For some learners it is possible to calculate a feature importance measure. `getFeatureImportance` extracts those values from trained models. See below for a list of supported learners.

  • boosting
    Measure which accounts the gain of Gini index given by a feature in a tree and the weight of that tree.

  • cforest
    Permutation principle of the 'mean decrease in accuracy' principle in randomForest. If `auc=TRUE` (only for binary classification), area under the curve is used as measure. The algorithm used for the survival learner is 'extremely slow and experimental; use at your own risk'. See varimp for details and further parameters.

  • gbm
    Estimation of relative influence for each feature. See relative.influence for details and further parameters.

  • randomForest
    For `type = 2` (the default) the 'MeanDecreaseGini' is measured, which is based on the Gini impurity index used for the calculation of the nodes. Alternatively, you can set `type` to 1, then the measure is the mean decrease in accuracy calculated on OOB data. Note, that in this case the learner's parameter `importance` needs to be set to be able to compute feature importance values. See importance for details.

  • RRF
    This is identical to randomForest.

  • randomForestSRC
    This method can calculate feature importance for various measures. By default the Breiman-Cutler permutation method is used.

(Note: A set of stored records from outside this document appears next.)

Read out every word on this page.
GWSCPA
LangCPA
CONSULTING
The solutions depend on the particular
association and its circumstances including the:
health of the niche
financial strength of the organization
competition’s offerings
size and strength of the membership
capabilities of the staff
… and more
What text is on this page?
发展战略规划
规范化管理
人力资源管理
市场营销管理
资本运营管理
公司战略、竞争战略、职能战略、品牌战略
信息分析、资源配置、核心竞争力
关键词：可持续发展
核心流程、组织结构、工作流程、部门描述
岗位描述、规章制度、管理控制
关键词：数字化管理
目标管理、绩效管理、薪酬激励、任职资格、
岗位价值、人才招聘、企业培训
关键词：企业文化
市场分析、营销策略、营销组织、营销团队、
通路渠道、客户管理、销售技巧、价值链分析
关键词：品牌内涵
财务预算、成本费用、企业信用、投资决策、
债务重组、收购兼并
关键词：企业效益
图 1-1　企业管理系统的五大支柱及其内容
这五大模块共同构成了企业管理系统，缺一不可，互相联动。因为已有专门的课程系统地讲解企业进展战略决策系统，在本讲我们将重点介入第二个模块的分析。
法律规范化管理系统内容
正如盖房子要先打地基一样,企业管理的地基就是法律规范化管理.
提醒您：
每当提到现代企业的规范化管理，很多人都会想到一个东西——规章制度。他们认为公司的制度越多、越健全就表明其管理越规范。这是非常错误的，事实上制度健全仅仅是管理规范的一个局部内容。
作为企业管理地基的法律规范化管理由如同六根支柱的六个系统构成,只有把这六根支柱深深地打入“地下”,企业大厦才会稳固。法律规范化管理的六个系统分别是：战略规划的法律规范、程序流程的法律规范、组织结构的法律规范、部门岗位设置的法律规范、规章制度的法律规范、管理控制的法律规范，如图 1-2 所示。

See vimp for details.

  • ranger
    Supports both measures mentioned above for the randomForest learner. Note, that you need to specifically set the learners parameter `importance`, to be able to compute feature importance measures. See importance and ranger for details.

  • rpart
    Sum of decrease in impurity for each of the surrogate variables at each node.

  • xgboost
    The value implies the relative contribution of the corresponding feature to the model calculated by taking each feature's contribution for each tree in the model. The exact computation of the importance in xgboost is undocumented.

getFeatureImportance(object, ...)



Wrapped model, result of [train].


Additional parameters, which are passed to the underlying importance value generating function.


([FeatureImportance]) An object containing a `data.frame` of the variable importances and further information.